The reason why banks sign forward settlement contracts of 1 billion dollars with enterprises is that enterprises can provide relevant evidence (export contracts, customs export documents, etc.). ) think that there will be 1 billion dollars in the future. However, because the enterprise does not have 1 100 million USD at the expiration date of the contract, it not only avoids the risk of default, but also breaks through the principle of real need when the enterprise and the bank make differential delivery to some extent.

But a certain degree of breakthrough does not mean a comprehensive breakthrough, nor does it mean that the central bank is encouraging speculation. Because it is clearly stated in the notice, whether it is differential delivery or full delivery, we must adhere to the principle of real needs. In the above case, this means that although the enterprise still holds $80 million after the differential delivery with the bank, in principle, the enterprise can only sell this $80 million in the spot market. As for whether the enterprise sells in one lump sum or in installments, whether it sells in ICBC or CCB, that is the freedom of the enterprise, but the enterprise can no longer sign a forward settlement contract with the bank for this $80 million.
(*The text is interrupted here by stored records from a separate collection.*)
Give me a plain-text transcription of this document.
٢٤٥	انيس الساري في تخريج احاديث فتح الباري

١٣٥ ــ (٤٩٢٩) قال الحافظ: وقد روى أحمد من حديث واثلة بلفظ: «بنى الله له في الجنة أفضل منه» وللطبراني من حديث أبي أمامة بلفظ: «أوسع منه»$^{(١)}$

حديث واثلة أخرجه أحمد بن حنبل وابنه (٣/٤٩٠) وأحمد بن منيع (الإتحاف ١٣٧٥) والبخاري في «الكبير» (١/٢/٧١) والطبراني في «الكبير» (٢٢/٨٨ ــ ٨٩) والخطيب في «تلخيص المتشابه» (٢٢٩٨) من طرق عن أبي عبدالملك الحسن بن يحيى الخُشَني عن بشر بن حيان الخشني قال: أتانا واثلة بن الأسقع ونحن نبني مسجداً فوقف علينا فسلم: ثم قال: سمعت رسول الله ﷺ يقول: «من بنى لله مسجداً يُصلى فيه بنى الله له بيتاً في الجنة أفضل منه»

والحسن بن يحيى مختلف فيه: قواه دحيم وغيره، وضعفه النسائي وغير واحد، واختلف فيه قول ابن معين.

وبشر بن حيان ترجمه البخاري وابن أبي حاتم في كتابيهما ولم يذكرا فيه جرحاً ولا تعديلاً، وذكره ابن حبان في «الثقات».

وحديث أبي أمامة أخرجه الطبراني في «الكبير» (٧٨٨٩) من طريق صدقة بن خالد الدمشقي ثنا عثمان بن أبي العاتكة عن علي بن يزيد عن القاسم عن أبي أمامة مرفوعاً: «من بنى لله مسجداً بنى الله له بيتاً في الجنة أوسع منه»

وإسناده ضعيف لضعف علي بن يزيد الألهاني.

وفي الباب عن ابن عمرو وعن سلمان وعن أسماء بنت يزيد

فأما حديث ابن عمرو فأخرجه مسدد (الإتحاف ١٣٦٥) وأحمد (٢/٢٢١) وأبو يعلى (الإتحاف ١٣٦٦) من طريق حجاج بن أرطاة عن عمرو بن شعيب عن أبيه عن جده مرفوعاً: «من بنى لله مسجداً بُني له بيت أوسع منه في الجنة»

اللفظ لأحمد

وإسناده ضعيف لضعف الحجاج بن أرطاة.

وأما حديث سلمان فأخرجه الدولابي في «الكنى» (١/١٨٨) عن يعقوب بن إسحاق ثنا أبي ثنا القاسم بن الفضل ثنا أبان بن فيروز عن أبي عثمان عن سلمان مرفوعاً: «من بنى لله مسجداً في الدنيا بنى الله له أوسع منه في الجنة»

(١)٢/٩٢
In the future, when another payment of $20 million arrives, the enterprise can only settle foreign exchange in the spot market, and cannot sign a forward settlement contract with the bank based on this late $20 million.

Some friends may ask, can't enterprises sign forward foreign exchange settlement and sale contracts with banks many times by forging contracts, and then realize exchange rate speculation? Logically, it does make sense, but in practice, the risk is not small. If enterprises speculate on the exchange rate by forging the trade background, there will inevitably be a mismatch between the cash flow in their bank accounts, the cargo flow counted by customs and the transaction data of foreign exchange settlement and sale with banks. Under the current regulatory technical conditions, this mismatch is easy to find. Once discovered, enterprises are faced with unbearable heavy penalties, so generally, regular operating enterprises of a certain scale dare not take this risk.

In short, although the forward settlement and sale of foreign exchange will break through the principle of real demand to a certain extent, it is difficult to encourage market speculation as long as the foreign exchange bureau adheres to the framework of the principle of real demand. Of course, this system design is indeed of great benefit to enterprises in managing exchange rate risks.